O Bairro da Quinta da Fonte é constituído por 786 fogos de habitação, onde foram realojadas 480 famílias em 1996, mais 350 do que as inicialmente previstas. Em 2001, o Bairro da Quinta da Fonte tinha 2.767 habitantes, dos quais cerca de 40 por cento seriam de origem africana (Cabo-Verde, Angola, Guiné, Moçambique), 40 por cento de etnia cigana e os restantes portugueses de origem – também referenciados como “lusos”, nalgumas publicações. Desemprego elevado, taxa de analfabetismo em crescimento, famílias de grande dimensão (45 por cento terão entre 1 a 4 pessoas, 55 por cento têm entre 5 a 10 elementos), altas taxas de insucesso, absentismo e abandono escolar (situação “particularmente preocupante na população de etnia cigana”), são algumas das características apontadas num relatório da Câmara Municipal de Loures. Acresce a isso, de acordo com o mesmo documento, um crescimento natural da população “particularmente significativo (até pelas próprias taxas de natalidade características das comunidades que compõem o bairro).”
Além disso, “a incidência de fenómenos subterrâneos que geralmente iludem as estatísticas, como o acolhimento de parentes e conterrâneos ou o aluguer/venda clandestina de alojamentos, tendem a reforçar o crescimento demográfico do bairro.” A Quinta da Fonte é (já era, em 2003…) um espaço degradado, com “os espaços e equipamentos comuns dos prédios” a apresentarem “um avançado estado de deterioração (…)”. Aliás, a “deterioração dos espaços públicos do Bº Quinta da Fonte é talvez a característica que em primeiro lugar salta à vista (…) O frequente abandono de lixos e monos na via pública contribui para a degradação e insalubridade dos espaços e equipamentos colectivos do bairro (…)” salienta o relatório dos Serviços Sociais da Câmara Municipal de Loures.
Posto isto, algumas questões muito simples:
Para resolver esta chaga social são necessários grandes investimentos, em matéria de reinserção social. É possível fazê-lo sem antes limitar o seu crescimento? Ou seja, de que vale ter programas de reinserção que possibilitam a dez famílias sair deste círculo vicioso de pobreza e exclusão, se entretanto já estão mais dez famílias na mesma situação? Isto é tentar esvaziar o mar com um dedal!
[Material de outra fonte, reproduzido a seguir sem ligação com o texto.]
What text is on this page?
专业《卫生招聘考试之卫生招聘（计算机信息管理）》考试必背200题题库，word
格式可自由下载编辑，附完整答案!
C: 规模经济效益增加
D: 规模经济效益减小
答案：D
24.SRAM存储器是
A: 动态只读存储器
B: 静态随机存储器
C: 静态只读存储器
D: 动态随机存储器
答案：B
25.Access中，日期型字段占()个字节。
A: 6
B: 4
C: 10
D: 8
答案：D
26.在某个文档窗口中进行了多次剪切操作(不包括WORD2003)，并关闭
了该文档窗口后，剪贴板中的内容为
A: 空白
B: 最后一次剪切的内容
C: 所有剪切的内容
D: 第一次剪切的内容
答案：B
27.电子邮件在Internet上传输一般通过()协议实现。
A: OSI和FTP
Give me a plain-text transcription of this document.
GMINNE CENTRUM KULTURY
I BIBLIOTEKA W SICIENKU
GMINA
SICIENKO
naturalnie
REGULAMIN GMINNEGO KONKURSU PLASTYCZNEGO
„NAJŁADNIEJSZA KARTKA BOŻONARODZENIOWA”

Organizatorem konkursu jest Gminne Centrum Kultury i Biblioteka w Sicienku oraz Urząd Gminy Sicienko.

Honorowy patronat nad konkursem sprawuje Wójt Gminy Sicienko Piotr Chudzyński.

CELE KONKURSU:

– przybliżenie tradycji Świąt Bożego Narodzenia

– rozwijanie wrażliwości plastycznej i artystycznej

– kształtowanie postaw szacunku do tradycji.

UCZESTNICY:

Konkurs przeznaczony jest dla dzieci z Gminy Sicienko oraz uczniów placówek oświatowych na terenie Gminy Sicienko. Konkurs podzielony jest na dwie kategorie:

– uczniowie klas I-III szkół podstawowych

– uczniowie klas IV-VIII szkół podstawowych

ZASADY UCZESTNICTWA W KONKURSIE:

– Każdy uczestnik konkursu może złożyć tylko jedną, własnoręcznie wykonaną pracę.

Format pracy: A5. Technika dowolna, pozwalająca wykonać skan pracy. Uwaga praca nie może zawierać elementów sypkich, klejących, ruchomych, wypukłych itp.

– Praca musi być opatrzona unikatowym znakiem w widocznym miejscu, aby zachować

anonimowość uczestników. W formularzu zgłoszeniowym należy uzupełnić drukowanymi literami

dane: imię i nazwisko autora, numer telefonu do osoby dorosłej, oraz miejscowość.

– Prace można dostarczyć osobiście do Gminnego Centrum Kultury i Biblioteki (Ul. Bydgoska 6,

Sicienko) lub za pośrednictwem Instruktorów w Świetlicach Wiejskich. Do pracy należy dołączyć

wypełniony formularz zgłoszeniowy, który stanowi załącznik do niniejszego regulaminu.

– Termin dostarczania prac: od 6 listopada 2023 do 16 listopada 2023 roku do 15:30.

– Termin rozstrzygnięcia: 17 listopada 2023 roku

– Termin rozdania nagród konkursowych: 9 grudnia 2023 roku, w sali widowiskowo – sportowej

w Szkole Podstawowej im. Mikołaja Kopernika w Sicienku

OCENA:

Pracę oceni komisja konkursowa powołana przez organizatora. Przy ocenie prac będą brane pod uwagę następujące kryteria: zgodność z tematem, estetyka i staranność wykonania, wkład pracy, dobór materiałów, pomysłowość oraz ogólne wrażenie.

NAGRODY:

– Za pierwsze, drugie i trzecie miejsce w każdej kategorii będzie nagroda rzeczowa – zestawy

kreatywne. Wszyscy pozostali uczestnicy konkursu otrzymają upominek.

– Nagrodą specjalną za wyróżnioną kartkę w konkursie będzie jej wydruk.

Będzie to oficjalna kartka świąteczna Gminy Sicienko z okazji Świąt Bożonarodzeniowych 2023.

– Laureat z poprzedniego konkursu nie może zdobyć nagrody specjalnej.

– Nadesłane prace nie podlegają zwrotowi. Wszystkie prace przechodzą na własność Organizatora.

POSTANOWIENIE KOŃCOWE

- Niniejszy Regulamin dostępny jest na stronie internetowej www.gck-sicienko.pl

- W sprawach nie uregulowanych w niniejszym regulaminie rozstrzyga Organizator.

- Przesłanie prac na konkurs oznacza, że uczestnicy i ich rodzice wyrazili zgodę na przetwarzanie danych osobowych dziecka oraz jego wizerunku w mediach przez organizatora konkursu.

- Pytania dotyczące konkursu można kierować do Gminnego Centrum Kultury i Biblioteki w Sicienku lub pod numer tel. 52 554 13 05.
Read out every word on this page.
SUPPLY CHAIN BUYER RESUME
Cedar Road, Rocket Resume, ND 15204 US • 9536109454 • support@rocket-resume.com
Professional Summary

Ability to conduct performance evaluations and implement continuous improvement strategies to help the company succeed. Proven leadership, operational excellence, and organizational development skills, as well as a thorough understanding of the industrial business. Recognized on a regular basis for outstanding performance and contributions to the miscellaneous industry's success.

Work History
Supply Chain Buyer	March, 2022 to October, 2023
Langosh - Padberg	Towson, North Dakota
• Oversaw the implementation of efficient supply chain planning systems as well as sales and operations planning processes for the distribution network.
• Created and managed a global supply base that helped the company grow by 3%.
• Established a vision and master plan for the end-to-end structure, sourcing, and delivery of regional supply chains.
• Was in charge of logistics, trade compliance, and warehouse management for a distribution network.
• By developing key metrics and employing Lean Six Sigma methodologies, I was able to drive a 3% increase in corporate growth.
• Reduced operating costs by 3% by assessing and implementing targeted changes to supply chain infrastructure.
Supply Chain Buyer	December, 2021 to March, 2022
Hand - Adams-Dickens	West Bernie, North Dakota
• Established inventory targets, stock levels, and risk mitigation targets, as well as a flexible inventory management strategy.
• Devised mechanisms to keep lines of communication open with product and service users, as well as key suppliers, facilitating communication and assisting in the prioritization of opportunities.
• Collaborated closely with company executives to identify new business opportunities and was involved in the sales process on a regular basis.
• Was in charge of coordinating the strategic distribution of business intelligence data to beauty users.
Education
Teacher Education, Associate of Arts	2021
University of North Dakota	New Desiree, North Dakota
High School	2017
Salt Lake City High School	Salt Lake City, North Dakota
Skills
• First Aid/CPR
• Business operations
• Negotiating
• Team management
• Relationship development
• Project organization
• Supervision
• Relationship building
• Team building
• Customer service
E vamos cometer aqui um crime de lesa-majestade, para a Esquerda, afirmando que um pedreiro guineense consegue sustentar toda a família se esta estiver na Guiné-Bissau, mas não a consegue vestir, calçar e alimentar se a trouxer para Portugal.
Que sentido faz continuar a respeitar “tradições culturais” que conduzem, entre outras coisas, à ausência de habilitações académicas e/ou profissionais, produzindo miséria para as novas gerações, como acontece na comunidade cigana? Não será tempo de encarar formas mais coercivas de impor o usufruto de direitos fundamentais, como a escolaridade mínima obrigatória e uma educação que não seja coartada, aos 13 ou 14 anos, com um casamento e um rancho de filhos, antes dos vinte anos? Não será tempo de fazer perceber a estas pessoas, de forma mais incisiva, que ter oito ou dez filhos implica a responsabilidade de usufruir de proventos suficientes para os sustentar, com um mínimo de dignidade e condições?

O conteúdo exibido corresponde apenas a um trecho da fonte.